The more a piece of information is precisely represented, the more adequately it can be retrieved and exploited. General and intuitive knowledge representation languages seem best adapted for that. WebKB allows to use Conceptual Graphs and also simpler notations for less expressivivity or precision is needed. Ambiguities due to declared terms are partially solved according to the constraints in the used ontologies.

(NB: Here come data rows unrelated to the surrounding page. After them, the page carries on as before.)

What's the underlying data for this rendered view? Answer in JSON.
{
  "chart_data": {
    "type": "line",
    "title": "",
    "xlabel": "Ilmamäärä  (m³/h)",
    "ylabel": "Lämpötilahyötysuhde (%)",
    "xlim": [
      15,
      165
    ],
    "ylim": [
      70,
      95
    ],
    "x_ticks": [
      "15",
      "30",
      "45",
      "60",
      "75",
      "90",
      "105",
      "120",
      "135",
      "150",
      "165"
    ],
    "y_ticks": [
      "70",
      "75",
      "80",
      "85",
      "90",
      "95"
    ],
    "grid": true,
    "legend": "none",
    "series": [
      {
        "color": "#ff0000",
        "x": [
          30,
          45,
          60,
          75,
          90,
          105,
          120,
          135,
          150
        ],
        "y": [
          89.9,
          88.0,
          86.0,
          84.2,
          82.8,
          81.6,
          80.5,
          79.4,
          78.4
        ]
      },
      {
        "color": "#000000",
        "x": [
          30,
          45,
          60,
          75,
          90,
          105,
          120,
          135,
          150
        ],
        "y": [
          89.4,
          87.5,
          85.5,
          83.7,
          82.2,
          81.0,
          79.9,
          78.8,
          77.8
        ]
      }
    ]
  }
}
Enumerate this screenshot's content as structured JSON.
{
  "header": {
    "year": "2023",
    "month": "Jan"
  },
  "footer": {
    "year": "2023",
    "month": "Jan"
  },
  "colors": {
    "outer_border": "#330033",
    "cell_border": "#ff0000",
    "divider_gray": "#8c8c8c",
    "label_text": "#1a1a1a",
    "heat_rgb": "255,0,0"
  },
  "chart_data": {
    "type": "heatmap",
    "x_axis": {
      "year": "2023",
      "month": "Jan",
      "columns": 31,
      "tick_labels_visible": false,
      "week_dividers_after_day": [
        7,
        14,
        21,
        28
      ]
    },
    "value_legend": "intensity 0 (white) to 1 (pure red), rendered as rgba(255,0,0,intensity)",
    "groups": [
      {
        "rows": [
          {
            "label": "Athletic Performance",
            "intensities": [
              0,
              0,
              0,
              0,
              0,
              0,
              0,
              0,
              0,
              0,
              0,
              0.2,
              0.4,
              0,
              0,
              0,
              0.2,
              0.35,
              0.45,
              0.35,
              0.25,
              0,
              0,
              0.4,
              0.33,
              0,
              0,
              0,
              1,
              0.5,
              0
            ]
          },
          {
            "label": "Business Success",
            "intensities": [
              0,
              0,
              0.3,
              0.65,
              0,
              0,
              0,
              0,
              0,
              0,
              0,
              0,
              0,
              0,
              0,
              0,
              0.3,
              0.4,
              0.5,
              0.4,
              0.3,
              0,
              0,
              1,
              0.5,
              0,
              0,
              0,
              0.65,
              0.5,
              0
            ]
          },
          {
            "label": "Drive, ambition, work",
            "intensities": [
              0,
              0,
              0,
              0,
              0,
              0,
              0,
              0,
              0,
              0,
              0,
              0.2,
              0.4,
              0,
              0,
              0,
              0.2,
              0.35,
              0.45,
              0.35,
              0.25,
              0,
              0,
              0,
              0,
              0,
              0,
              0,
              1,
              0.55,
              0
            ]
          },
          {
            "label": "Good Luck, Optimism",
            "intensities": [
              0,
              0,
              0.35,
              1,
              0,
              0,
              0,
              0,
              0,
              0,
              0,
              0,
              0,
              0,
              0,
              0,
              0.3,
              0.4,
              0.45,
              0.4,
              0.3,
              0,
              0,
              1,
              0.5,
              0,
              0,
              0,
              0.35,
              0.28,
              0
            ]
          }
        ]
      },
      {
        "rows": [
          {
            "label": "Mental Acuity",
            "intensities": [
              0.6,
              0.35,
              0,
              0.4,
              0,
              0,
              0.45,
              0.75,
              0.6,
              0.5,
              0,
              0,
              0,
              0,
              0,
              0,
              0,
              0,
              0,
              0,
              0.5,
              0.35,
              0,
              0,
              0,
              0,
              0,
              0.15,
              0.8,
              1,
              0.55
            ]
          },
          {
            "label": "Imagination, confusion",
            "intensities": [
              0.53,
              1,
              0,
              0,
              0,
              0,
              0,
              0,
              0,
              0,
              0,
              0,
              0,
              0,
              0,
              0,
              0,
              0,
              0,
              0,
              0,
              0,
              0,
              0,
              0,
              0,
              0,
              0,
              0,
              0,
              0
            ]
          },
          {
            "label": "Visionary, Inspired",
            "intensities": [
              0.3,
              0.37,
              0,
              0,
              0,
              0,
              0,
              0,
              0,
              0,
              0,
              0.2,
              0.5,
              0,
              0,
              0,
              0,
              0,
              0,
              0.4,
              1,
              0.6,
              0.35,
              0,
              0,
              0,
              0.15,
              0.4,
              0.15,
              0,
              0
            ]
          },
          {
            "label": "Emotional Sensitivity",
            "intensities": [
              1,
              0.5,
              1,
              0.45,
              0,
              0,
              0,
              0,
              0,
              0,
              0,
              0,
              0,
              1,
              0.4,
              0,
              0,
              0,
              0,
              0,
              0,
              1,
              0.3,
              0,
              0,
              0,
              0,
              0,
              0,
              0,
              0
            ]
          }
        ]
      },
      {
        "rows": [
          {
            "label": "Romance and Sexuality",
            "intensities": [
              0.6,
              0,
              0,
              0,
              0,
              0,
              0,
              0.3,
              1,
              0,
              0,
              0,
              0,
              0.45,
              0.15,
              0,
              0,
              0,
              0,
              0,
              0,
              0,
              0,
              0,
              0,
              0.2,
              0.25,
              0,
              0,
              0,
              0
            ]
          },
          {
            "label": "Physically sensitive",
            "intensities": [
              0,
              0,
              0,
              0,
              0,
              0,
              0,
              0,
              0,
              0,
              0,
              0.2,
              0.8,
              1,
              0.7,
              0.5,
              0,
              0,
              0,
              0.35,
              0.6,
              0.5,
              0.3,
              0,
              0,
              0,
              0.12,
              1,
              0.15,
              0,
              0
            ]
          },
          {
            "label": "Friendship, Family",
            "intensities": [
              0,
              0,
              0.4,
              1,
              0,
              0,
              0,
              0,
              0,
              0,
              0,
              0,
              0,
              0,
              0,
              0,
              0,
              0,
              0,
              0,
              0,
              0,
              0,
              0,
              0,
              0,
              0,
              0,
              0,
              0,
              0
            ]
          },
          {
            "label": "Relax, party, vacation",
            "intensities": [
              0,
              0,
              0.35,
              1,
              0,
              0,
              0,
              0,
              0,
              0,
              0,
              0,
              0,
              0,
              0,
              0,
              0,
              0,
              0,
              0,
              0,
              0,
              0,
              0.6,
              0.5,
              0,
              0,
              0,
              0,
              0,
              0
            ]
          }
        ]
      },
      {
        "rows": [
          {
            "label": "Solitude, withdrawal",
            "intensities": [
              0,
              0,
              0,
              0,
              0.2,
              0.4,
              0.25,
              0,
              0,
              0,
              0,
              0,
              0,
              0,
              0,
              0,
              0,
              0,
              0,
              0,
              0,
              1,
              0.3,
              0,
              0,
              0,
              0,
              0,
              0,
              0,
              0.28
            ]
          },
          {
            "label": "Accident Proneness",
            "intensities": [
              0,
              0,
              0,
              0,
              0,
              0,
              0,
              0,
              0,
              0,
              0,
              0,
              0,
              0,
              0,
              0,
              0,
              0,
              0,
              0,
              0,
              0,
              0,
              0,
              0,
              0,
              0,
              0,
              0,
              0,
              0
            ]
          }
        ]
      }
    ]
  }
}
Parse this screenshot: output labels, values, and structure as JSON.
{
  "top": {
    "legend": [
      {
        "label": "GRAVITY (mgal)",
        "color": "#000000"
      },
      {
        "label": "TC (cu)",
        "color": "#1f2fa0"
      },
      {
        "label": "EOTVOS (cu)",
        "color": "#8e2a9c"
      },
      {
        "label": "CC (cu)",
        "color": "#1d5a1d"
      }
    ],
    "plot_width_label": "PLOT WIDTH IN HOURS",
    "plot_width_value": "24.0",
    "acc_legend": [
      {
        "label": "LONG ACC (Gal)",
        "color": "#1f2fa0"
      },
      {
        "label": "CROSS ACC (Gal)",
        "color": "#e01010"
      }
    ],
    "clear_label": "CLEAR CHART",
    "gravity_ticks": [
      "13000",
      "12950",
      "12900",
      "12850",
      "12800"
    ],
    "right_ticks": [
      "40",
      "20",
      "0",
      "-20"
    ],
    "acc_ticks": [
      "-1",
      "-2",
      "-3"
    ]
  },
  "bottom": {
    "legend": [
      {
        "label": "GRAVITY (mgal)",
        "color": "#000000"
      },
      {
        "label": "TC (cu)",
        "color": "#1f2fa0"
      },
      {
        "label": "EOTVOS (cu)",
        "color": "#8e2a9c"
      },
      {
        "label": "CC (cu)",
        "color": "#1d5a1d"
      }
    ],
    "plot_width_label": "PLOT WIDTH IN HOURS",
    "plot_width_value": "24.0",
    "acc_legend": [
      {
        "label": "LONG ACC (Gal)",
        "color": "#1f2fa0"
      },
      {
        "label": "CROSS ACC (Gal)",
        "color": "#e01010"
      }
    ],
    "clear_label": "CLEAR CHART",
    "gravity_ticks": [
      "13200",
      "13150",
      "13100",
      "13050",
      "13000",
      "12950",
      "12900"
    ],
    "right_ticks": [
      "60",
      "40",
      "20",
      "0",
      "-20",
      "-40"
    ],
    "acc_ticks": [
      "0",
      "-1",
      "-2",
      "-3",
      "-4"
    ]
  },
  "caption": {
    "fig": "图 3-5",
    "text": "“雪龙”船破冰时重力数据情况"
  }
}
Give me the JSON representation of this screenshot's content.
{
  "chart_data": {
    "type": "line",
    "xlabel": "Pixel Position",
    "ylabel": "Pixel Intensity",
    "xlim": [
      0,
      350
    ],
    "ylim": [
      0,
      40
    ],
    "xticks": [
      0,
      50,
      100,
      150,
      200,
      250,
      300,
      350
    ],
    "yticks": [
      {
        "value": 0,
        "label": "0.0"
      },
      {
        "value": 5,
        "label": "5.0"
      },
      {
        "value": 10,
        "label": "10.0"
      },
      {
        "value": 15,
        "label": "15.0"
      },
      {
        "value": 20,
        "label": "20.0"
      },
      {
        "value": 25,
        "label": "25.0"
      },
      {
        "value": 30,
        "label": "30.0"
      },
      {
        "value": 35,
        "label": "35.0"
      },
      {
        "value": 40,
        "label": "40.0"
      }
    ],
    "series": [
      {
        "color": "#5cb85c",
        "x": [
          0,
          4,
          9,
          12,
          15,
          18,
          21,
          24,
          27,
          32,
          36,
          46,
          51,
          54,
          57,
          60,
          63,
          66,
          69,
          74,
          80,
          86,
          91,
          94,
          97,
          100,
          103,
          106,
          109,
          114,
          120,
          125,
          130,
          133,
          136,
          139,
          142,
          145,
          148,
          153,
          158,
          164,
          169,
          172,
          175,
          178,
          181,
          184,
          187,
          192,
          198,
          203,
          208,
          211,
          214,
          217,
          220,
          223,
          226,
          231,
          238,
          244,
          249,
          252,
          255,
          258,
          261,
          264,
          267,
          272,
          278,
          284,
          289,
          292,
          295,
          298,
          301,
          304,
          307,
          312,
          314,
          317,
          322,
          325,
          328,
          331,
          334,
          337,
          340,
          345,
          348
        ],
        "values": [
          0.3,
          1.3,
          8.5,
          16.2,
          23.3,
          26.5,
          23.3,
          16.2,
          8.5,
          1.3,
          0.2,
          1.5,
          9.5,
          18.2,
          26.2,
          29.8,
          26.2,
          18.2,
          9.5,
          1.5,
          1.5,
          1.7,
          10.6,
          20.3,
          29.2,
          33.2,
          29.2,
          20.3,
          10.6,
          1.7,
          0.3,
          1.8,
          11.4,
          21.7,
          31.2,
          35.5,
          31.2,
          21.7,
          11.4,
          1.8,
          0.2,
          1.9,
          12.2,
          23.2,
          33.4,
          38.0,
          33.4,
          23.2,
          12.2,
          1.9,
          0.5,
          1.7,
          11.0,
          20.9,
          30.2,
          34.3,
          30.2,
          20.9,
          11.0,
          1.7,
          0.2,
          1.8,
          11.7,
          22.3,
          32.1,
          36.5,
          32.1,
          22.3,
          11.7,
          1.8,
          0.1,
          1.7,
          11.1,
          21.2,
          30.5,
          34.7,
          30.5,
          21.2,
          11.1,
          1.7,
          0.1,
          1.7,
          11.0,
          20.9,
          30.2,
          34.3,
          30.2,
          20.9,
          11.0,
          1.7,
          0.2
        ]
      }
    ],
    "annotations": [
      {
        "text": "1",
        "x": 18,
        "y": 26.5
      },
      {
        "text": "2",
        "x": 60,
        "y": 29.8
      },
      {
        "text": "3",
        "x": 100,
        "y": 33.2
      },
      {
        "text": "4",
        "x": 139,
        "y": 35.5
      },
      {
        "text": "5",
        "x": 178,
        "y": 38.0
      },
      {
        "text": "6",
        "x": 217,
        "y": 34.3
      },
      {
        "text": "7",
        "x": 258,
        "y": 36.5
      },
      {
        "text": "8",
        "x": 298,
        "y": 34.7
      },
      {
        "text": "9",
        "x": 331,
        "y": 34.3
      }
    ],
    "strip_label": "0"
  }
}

Storing knowledge within documents is handy but the scalability of this approach is limited. Ultimately, we believe a knowledge-based Web relies on scalable distributed cooperatively built knowledge repositories. We have proposed (and work on) some directions for that goal. In this view, knowledge-annotated documents can be used as isolated module of knowledge on which a user can work before submiting it to a knowledge server for integration. A document including commands can also be sent to a knowledge server as a template for generating virtual documents. Of course, scripts of commands could also be stored in a repository handled by a knowledge server and referred to from a document. We currently extend WebKB to allow these combinations.
In the same way as today we register a Web site, we will probably register knowledge representations (or documents including knowledge representations) and complement or refine each other's knowledge.